The first step is to understand what a triangular prism is. Imagine that we have a two-dimensional triangle drawn on a piece of paper. The triangle can be any type (isosceles, right, equilateral, scalene, etc.). Now we'll extend the triangle "upwards" from the table. We form a three-dimensional solid which is known as a triangular prism. Try to visualize that the two end faces of it are triangles, and the three side faces are rectangles. As we extend it upwards, we are giving it what we could call height.
We could also think of a triangle drawn on a chalkboard, and forming the triangular prism by extending it "outwards" from the board. We could think of that as giving it depth. In any case, we're dealing with a 2D triangle extended perpendicular to itself into the third dimension. Study the diagrams in this article to help you visualize it.

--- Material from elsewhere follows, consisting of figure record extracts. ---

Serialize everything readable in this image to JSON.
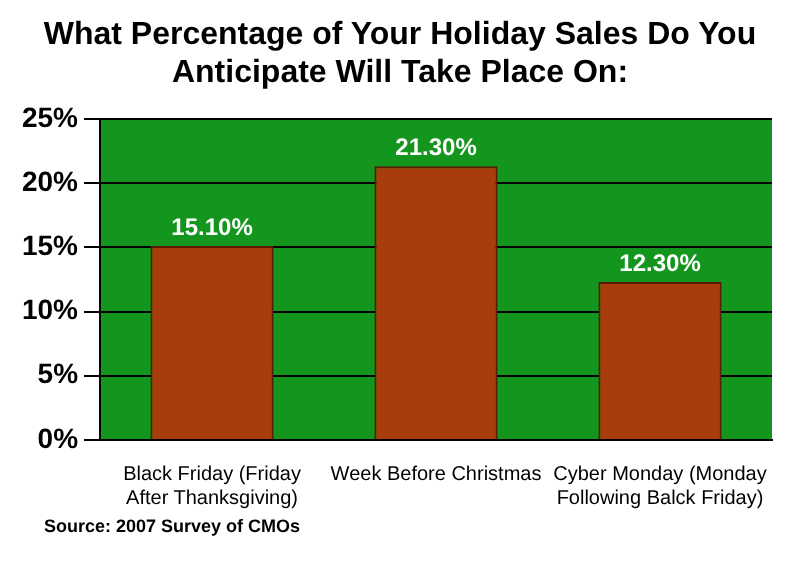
{
  "chart_data": {
    "type": "bar",
    "title": "What Percentage of Your Holiday Sales Do You Anticipate Will Take Place On:",
    "categories": [
      "Black Friday (Friday After Thanksgiving)",
      "Week Before Christmas",
      "Cyber Monday (Monday Following Balck Friday)"
    ],
    "values": [
      15.1,
      21.3,
      12.3
    ],
    "color": "#a83c0a",
    "value_labels": [
      "15.10%",
      "21.30%",
      "12.30%"
    ],
    "ylim": [
      0,
      25
    ],
    "yticks": [
      {
        "value": 0,
        "label": "0%"
      },
      {
        "value": 5,
        "label": "5%"
      },
      {
        "value": 10,
        "label": "10%"
      },
      {
        "value": 15,
        "label": "15%"
      },
      {
        "value": 20,
        "label": "20%"
      },
      {
        "value": 25,
        "label": "25%"
      }
    ],
    "grid": "y",
    "legend": false,
    "annotations": [
      "Source: 2007 Survey of CMOs"
    ]
  }
}
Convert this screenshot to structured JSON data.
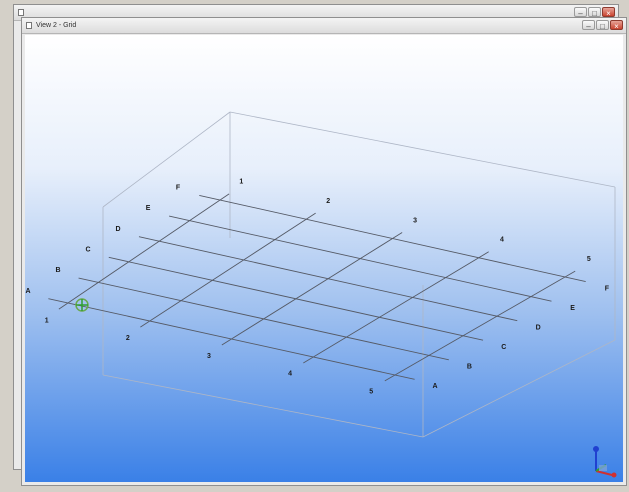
{
  "back_window": {
    "title": ""
  },
  "window": {
    "title": "View 2 - Grid"
  },
  "grid": {
    "letters": [
      "A",
      "B",
      "C",
      "D",
      "E",
      "F"
    ],
    "numbers": [
      "1",
      "2",
      "3",
      "4",
      "5"
    ]
  },
  "colors": {
    "grid_line": "#555a66",
    "box_line": "#aeb6c6",
    "label": "#1a1a1a",
    "axis_x": "#d03030",
    "axis_y": "#30a030",
    "axis_z": "#2040d0"
  },
  "icons": {
    "origin_marker": "axis-origin-icon",
    "triad": "axis-triad-icon"
  }
}
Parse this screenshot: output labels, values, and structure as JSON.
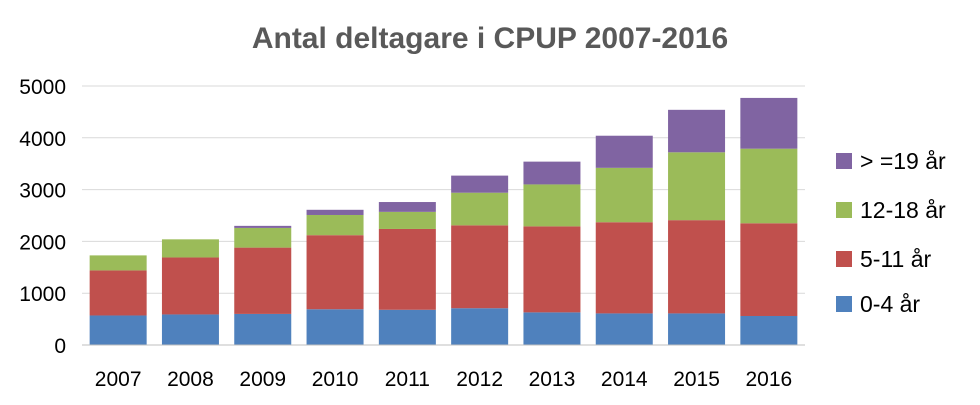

We now must understand what volume means. Just like area is the space inside a two-dimensional figure such as the triangle that we started with, volume is the space inside a three-dimensional solid such as a triangular prism. To compute volume we always must multiply three dimensions in some way.
Before we can find the volume of a triangular prism, we must first find the area of the triangle from which it was formed. The formula for the area of a triangle is half the base times height. See the Resource section for an entire article on just that topic. When we say height in that context, we mean a line drawn from the highest point of the triangle straight down and perpendicular to the base. The height is never measured along a slanted side of the triangle. See the diagrams in this article.
Once we know the area of the starting triangle, all we need to do is multiply that area times the third dimension. Here is where it gets a bit confusing. Many books label the third dimension as height, using a letter h just like we used for the height of the triangle. It doesn't actually matter what we call the third dimension. All we have to do is multiply that third dimension times the area of the triangle. It's important to understand that you may see two h's in diagrams for problems like this, but one has nothing to do with the other. In the diagrams of this article, one of the h's has been written in red to distinguish it. The height of the prism has nothing at all to do with the height of the starting triangle.
Note that you may also see the third dimension represented as d for depth. That is certainly less confusing since it doesn't reuse the letter h for a different purpose, but most books seem to purposely reuse the letter h to make sure that students fully understand how to do problems like this.
With all that said, to find the volume of a triangle prism, we just compute the area of the starting triangle using the formula given above, and then multiply it by the third dimension, whether we call it d or a second use of the letter h. Remember to express your answer in cubic units which is what we always do with volume problems regardless of the shape of the solid involved. Keep practicing. ☺